Уставшая Граня, только что включившая телефон и напоровшаяся на пять пропущенных вызовов от мамы, с сапогами и курткой в обнимку неслась в зал. Чтобы ещё раз поблагодарить Гришу, сказать ему: «До свидания — и до встречи завтра на моей премьере!»

Пульт ещё светился. Значит, Гриша там.

— Хватит тут бегать! — рявкнула уборщица. — Закрываю двери. И вы давайте, выезжайте быстрее!

С этими словами она распахнула обе двери, ведущие из зала, и Граня увидела, как парень, кажется, рабочий сцены Игорёк, стоящий у Гриши за спиной, двинулся к дверям, покатив перед собой кресло с Гришей.

И тут Граня поняла, что кресло это — инвалидное. На больших железных колёсах с блестящими ободами, тёмно-красными резиновыми шинами, под цвет портьер…

Гриша помахал Гране рукой из своего кресла, крикнул «Пока!».

Игорёк вывез его в фойе.

— Выметайся быстрее! — опять бесцеремонно рявкнула уборщица, обращаясь уже к Гране.

Не сразу, но Граня оторвала ноги от пола, двинулась к двери. Вышла в фойе и успела увидеть, как Игорька, который уже выкатил коляску за стеклянные двери, сменила какая-то женщина. А сам Игорёк торопливо помчался обратно.

У Гриши не ходят ноги… Гриша страдает! Гриша преодолевает такие трудности! Вот это да!!! И он такой весёлый, такой мужественный — да ещё и с молодых лет работает…

Гришин образ приобрёл в Граниных глазах самые что ни на есть возвышенные и героические черты!

Набрав мамин номер и пролепетав в телефон, что она уже идёт и скоро будет, Граня на автопилоте направилась домой. Время было позднее, никакой папа её, конечно, не встречал и до дома не сопровождал. Хоть и подписался на это. Забыл, видимо. Или даже не заглянул в Гранин список, отправленный ему дочерью по электронной почте. Граня ещё в кафе проконтролировала у него в телефоне, что сообщение получено… Но даже если бы папа и был сейчас и был с ней рядом, Граня бы этого не заметила.

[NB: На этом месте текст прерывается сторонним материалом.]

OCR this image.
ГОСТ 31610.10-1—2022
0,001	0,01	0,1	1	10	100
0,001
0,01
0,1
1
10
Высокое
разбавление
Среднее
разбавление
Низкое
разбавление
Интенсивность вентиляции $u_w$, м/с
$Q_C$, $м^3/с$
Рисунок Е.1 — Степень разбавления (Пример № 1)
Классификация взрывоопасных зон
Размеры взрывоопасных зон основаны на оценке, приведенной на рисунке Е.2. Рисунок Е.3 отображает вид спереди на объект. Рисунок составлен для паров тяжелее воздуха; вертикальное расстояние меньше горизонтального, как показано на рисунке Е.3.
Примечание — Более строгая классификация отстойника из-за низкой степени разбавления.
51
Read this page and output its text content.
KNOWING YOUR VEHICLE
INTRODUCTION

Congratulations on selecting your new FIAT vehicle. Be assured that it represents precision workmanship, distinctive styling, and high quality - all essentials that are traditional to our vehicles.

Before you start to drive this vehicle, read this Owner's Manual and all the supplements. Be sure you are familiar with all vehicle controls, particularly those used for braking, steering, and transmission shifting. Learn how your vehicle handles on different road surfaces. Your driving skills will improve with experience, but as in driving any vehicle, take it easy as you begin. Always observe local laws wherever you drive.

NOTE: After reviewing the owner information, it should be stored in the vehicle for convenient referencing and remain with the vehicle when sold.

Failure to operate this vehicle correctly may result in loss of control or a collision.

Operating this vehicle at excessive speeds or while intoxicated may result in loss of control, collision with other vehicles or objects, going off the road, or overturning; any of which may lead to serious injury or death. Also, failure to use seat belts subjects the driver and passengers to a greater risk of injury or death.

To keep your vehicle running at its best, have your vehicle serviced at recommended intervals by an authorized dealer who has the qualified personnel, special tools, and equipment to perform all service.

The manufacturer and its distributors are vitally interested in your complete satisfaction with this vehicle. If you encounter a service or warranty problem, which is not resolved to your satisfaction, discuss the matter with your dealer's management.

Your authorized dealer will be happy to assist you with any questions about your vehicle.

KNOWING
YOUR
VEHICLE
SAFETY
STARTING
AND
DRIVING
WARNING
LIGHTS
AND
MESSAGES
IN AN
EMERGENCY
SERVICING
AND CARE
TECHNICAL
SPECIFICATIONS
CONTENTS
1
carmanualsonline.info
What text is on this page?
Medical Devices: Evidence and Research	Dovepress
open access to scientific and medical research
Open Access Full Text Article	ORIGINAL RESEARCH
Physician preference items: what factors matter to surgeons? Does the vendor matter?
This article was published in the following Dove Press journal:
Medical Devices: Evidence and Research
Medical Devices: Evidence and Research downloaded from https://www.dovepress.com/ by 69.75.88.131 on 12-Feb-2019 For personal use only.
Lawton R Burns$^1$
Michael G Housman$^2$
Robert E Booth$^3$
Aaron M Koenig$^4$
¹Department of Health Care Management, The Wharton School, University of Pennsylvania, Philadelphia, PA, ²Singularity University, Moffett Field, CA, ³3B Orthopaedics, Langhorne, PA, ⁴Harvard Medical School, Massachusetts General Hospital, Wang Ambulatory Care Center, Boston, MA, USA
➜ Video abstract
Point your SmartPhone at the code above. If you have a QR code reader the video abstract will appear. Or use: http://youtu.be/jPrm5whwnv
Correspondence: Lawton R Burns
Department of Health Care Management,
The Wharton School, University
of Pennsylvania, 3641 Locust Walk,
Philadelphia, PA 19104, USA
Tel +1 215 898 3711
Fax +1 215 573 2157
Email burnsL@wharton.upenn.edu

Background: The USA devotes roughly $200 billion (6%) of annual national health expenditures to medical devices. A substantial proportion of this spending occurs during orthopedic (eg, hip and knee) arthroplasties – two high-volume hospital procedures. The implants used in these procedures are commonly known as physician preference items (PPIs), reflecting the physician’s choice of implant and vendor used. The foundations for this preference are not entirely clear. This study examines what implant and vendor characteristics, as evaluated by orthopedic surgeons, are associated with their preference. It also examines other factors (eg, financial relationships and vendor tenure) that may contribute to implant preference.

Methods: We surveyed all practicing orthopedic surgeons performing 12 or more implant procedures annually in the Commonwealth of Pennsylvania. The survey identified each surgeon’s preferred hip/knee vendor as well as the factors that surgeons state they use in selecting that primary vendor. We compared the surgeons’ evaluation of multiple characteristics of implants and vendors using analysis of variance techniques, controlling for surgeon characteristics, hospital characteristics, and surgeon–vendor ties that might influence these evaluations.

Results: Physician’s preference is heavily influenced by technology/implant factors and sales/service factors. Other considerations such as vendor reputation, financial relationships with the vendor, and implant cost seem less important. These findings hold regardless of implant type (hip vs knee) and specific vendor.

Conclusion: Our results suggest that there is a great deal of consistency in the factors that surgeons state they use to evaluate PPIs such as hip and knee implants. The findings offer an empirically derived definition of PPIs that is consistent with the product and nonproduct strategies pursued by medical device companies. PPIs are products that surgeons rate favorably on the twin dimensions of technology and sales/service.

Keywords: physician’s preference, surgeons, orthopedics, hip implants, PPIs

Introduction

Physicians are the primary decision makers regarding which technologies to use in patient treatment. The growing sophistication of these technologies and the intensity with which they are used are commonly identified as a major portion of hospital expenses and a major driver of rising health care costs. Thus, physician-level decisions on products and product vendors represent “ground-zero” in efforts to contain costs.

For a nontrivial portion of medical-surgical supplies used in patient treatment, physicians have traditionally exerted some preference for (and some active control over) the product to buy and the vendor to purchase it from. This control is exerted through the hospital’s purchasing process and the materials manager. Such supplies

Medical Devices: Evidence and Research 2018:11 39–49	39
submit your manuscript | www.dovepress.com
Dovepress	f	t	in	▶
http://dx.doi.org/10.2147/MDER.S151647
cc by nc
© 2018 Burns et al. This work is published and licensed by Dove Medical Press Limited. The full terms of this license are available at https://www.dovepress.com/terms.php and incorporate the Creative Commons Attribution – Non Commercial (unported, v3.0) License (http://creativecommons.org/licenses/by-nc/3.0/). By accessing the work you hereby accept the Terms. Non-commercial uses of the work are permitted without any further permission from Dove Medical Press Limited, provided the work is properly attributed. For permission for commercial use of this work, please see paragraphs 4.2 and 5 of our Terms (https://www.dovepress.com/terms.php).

Она думала о Грише — и любила его ещё больше! Хотя ей казалось, что больше просто невозможно! В мыслях она возила Гришу по городу — всё по тем же своим любимым местам, по каким до этого планировала водить, в мыслях же на восемнадцатилетие покупала себе такую машину, в которой можно удобно вместо первого сиденья устанавливать инвалидное кресло с Гришей, как ухаживала бы за ним, таким мужественным, стойким, но беззащитным…

Теперь она была готова добровольно стать Грушей. Да — пусть так её и зовут. Гриша и Груша. Груша и Гриша! Это созвучие не случайно. Всё-таки судьба ничего не делает просто так. Ни имён не раздаёт просто так вот, от фонаря. Во всём пред-оп-ре-де-ле-ни-е! Да! Так думала девочка Груша — которая раньше никакой фаталисткой не была, и того, кто высказывал подобные заявления, безжалостно и аргументированно высмеивала.

Но сейчас… Груша и Гриша, Груша и Гриша!.. Ух!

… — Мама, мне нравится один мальчик, — сказала Граня.

Неожиданно для себя сказала. Непонятно — зачем. Но сказала.

И это оказалось легче, чем сообщить об исполнении тайной мечты всей жизни — о сцене. Легче!

Ведь мама улыбнулась. Мама не стала орать. Недовольно шипеть. Позорить. Как могла бы — мама обычно не церемонилась в проявлениях недовольства тем, что ей не нравилось.